La definizione delle violazioni formali fa cessare la materia del contendere

Di Alfio CISSELLO

In pendenza di lite su un atto irrogativo di sole sanzioni non collegate al tributo, il contribuente, alternativamente, può fruire della definizione delle liti pendenti (art. 6 del DL 119/2018) o della definizione delle violazioni formali (art. 9 del DL 119/2018).

Bisogna però effettuare calcoli di convenienza, in quanto tutte le liti (sempre che il ricorso sia stato notificato entro il 24 ottobre 2018) possono essere definite (al 40% o al 15%), mentre non tutte le violazioni possono essere definite ai sensi dell’art. 9 del DL 119/2018, pagando appena 200 euro.

Prendiamo l’esempio dell’omessa regolarizzazione del cessionario ex art. 6 comma 8 del DLgs. 471/97, contestata in via separata ai sensi dell’art. 16 del DLgs. 472/97 (se fosse contestata unitamente all’accertamento, in caso di definizione della lite verrebbe di diritto stralciata).
Non vi è dubbio che la lite sia definibile, mentre per l’Agenzia delle Entrate (circolare 15 maggio 2019 n. 11) non può essere regolarizzata applicando l’art. 9.

Il contribuente è quindi davanti a un bivio: o definisce ai sensi dell’art. 6, pagando, a seconda dei casi, il 15% o il 40%, o paga i 200 euro e rimuove la violazione (e in questo caso emerge anche il problema di come rimuoverla) ma, nel contempo, si prepara a continuare nel contenzioso in quanto l’Erario non riterrà valida la definizione.
Pertanto, sarà il giudice a decidere se la definizione può ritenersi valida o meno. In caso di responso negativo, procederà a esaminare il merito.

In questo caso, l’estinzione della violazione sarà formulata dal contribuente, a seconda dei casi, in appello o in apposita memoria, o in Cassazione piuttosto che nel giudizio di rinvio, non essendo previsto il diniego ad opera dell’Ufficio. Potremmo dire che la definizione ha una dimensione extraprocessuale.

Se, invece, si decide di definire ai sensi dell’art. 6, si presenta domanda pagando la prima rata o tutte le somme entro il 31 maggio, si deposita la domanda e il modello F24 entro il 10 giugno e il processo rimane sospeso sino al 31 dicembre 2020.
Entro il 31 luglio 2020 potrà esserci il diniego di definizione, atto impugnabile dal contribuente.
Forse, in casi come quello descritto, dove l’applicabilità dell’art. 9 è tutt’altro che pacifica, conviene definire la lite, in quanto nella peggiore delle ipotesi il 60% della sanzione è stralciata.
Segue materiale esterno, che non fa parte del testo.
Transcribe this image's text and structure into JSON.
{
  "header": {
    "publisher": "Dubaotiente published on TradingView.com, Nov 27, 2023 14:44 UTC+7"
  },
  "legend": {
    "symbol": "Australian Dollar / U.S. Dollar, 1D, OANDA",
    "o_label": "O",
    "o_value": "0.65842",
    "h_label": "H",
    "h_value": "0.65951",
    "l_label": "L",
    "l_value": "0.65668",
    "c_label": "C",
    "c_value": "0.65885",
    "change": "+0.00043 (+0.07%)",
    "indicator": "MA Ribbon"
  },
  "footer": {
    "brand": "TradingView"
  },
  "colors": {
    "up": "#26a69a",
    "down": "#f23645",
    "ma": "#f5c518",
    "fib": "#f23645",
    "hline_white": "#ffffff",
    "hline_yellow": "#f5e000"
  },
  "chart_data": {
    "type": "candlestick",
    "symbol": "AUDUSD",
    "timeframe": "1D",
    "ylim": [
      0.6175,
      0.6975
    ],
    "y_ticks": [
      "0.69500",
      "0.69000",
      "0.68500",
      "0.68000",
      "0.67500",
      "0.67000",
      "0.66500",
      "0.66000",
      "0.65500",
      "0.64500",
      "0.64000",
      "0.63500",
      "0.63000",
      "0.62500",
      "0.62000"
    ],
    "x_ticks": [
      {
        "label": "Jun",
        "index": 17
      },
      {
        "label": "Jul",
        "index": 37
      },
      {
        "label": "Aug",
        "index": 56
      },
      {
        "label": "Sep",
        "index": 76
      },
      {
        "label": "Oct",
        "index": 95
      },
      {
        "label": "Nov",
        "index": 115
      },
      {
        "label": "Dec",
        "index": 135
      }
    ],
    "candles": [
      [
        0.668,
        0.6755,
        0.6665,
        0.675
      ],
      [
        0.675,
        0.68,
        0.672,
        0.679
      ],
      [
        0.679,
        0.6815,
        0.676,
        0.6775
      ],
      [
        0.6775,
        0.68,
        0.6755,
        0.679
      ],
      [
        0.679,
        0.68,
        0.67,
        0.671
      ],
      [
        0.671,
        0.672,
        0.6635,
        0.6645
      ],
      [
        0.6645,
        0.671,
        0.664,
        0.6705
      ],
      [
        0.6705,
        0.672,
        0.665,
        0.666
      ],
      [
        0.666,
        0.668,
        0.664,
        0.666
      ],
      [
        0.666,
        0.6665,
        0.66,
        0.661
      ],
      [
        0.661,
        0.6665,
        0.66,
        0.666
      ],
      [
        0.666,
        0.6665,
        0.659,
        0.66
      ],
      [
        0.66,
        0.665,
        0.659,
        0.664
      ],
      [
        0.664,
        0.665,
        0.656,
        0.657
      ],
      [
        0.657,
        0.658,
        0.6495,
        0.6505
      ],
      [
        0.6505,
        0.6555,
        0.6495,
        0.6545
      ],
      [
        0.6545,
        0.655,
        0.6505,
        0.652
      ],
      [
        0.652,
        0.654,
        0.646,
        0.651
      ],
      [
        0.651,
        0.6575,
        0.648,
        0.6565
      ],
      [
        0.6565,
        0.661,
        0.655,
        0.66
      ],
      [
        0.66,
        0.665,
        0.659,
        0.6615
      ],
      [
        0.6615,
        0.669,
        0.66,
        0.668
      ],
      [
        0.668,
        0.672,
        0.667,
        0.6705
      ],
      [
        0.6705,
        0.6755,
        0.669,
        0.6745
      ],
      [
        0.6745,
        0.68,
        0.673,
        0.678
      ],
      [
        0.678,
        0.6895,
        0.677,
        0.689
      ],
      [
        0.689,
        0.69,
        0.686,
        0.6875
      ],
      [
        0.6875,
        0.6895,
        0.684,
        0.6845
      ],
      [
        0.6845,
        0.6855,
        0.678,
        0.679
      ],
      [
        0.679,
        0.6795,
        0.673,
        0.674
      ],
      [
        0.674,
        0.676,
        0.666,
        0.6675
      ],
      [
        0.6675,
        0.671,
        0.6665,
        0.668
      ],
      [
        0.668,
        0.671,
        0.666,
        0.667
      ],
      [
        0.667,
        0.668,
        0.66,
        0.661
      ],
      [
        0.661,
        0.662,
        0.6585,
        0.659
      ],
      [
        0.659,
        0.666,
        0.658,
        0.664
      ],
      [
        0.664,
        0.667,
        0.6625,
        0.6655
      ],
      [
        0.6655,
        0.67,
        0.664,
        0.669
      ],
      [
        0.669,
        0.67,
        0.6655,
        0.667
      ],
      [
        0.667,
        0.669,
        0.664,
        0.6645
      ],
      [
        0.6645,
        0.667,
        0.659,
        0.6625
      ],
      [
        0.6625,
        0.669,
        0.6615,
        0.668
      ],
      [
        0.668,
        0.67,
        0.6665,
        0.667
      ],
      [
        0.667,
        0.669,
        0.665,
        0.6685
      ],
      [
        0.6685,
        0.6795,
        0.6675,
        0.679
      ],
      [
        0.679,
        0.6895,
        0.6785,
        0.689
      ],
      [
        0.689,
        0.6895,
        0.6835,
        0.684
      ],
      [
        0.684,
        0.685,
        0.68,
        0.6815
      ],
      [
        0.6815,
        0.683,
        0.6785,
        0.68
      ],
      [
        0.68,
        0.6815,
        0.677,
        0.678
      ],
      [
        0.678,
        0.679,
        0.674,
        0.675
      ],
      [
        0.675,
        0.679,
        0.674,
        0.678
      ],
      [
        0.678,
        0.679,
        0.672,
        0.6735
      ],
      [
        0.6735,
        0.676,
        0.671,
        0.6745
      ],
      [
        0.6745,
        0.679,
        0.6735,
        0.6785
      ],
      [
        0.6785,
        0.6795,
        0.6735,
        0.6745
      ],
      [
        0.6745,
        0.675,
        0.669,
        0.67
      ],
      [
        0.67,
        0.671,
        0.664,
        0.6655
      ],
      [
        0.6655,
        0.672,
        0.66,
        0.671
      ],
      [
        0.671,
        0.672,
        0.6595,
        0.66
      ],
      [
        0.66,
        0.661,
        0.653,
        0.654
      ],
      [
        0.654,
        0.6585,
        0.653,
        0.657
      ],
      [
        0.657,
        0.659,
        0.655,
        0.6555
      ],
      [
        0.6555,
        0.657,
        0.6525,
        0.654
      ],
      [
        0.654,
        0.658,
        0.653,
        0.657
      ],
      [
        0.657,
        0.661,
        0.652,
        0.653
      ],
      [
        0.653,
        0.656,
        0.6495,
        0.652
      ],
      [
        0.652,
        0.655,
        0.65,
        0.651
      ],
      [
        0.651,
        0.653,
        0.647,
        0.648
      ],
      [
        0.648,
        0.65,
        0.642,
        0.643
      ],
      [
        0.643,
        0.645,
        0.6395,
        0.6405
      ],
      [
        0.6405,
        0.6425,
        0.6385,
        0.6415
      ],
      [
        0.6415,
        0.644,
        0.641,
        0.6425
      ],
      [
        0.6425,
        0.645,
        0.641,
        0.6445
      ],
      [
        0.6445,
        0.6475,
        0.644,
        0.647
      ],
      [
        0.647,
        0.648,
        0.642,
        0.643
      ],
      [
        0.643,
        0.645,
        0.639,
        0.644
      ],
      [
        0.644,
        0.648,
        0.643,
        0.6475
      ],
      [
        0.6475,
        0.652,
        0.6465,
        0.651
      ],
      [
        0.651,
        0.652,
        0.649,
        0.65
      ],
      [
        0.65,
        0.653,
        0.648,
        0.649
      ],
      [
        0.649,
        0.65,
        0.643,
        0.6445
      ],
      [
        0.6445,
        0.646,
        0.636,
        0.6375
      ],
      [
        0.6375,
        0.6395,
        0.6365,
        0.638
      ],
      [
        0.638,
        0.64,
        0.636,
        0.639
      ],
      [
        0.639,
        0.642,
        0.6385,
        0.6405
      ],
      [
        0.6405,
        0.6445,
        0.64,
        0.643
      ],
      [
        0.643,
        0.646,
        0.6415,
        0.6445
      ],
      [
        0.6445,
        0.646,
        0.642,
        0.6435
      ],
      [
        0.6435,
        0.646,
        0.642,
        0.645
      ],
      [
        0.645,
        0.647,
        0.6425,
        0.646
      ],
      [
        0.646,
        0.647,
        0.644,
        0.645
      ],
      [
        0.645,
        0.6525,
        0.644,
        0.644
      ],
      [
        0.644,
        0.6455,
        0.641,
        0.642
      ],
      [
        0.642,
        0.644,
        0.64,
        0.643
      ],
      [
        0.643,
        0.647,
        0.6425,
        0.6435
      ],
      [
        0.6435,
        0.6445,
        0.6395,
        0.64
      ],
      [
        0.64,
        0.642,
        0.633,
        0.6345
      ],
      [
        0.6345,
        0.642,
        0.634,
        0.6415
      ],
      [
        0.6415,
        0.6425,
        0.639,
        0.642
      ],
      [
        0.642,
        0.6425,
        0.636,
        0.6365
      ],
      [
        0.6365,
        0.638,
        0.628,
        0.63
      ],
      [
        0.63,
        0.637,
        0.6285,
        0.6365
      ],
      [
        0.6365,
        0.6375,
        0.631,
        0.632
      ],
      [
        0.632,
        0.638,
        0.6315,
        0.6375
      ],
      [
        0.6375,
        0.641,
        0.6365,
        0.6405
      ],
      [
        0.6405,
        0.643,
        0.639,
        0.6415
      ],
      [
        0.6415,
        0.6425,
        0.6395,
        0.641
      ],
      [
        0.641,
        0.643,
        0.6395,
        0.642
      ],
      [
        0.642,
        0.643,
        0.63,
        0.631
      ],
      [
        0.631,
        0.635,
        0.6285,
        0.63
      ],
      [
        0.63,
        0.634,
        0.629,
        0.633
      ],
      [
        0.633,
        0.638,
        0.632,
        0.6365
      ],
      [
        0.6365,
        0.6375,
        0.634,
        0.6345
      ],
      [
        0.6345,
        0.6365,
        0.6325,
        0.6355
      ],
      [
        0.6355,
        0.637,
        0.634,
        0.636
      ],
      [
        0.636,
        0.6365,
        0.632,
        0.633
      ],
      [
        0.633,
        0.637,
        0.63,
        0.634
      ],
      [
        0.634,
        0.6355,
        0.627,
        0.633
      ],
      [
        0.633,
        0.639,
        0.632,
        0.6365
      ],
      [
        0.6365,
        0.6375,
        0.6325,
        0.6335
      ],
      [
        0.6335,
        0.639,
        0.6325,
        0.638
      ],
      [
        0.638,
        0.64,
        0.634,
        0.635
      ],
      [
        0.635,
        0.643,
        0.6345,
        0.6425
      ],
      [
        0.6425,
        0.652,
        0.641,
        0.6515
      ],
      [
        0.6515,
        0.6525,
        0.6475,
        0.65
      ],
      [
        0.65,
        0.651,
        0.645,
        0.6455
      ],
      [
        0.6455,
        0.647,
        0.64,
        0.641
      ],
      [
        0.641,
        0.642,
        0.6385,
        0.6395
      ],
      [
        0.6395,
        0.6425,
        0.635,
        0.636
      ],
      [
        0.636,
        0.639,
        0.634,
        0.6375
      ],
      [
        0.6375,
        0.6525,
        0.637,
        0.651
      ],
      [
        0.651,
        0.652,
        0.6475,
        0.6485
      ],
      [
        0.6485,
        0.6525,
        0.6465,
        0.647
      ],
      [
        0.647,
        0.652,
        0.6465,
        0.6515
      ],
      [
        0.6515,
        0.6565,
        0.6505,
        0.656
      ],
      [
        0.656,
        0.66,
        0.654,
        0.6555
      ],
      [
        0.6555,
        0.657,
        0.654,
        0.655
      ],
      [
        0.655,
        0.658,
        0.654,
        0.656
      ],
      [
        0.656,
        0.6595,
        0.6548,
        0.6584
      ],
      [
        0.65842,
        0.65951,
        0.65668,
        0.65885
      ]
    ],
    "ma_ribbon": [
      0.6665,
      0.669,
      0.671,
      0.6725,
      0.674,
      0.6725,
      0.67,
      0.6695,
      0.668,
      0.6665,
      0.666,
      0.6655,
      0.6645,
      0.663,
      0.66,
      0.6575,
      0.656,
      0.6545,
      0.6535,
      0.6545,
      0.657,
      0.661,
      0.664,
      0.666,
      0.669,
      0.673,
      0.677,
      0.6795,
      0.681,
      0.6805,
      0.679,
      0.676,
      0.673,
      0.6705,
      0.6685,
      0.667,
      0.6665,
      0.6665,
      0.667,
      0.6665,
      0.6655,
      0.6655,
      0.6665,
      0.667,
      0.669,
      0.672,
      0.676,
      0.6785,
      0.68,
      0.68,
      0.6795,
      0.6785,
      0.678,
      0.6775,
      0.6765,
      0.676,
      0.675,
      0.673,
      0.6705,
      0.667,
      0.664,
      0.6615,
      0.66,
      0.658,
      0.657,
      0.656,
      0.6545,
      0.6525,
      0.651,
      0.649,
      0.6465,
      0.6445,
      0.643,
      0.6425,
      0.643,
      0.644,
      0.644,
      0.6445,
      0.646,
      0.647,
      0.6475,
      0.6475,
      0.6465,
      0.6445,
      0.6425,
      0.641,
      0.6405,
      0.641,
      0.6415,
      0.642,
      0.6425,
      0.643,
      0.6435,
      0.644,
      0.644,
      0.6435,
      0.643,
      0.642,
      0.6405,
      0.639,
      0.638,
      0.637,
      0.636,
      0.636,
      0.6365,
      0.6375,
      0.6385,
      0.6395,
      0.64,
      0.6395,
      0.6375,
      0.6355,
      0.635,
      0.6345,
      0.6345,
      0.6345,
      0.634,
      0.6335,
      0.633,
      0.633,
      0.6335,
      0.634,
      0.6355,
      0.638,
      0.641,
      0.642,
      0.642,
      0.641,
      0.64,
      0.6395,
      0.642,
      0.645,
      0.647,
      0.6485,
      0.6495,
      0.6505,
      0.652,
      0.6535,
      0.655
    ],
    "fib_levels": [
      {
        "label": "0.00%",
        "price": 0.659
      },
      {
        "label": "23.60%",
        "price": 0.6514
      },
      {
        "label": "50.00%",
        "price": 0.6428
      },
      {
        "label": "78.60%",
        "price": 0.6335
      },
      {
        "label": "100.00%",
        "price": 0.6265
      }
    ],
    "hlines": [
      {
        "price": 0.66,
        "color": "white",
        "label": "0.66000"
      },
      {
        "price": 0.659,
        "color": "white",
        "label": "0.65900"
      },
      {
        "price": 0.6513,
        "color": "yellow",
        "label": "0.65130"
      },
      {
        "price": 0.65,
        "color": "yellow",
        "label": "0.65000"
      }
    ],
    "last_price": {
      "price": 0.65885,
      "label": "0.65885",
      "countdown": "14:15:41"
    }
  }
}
Invece, pensiamo ora alla sanzione, irrogata nella misura massima (50.000 euro) da mancata indicazione dei costi black list, di cui all’art. 8 comma 3-bis del DLgs. 471/97.
La possibilità di definire pagando solo 200 euro è confermata dall’Agenzia delle Entrate nella circolare n. 11 del 2019, e anche nella risposta a interpello 8 aprile 2019 n. 101.
È evidente che conviene la definizione delle violazioni formali: si tratta di comparare un costo di 200 euro con un costo, nella migliore delle ipotesi, di 7.500 euro (15% di 50.000).

Il processo dovrà essere dichiarato estinto per cessazione della materia del contendere ai sensi dell’art. 46 del DLgs. 546/92, trattandosi, all’evidenza, di definizione della pendenza tributaria prevista per legge. È irrilevante che la definizione non presupponga, necessariamente, la lite, in quanto sempre di definizione si tratta.

Si ritiene di conseguenza errato quanto sostenuto nella circolare n. 11 del 2019, secondo cui il contribuente dovrebbe rinunciare al ricorso. Peraltro, ma la circolare su questo aspetto non si pronuncia, rinunciando, come prevede l’art. 44 del DLgs. 546/92 ci sarebbe il rischio di essere condannati alle spese.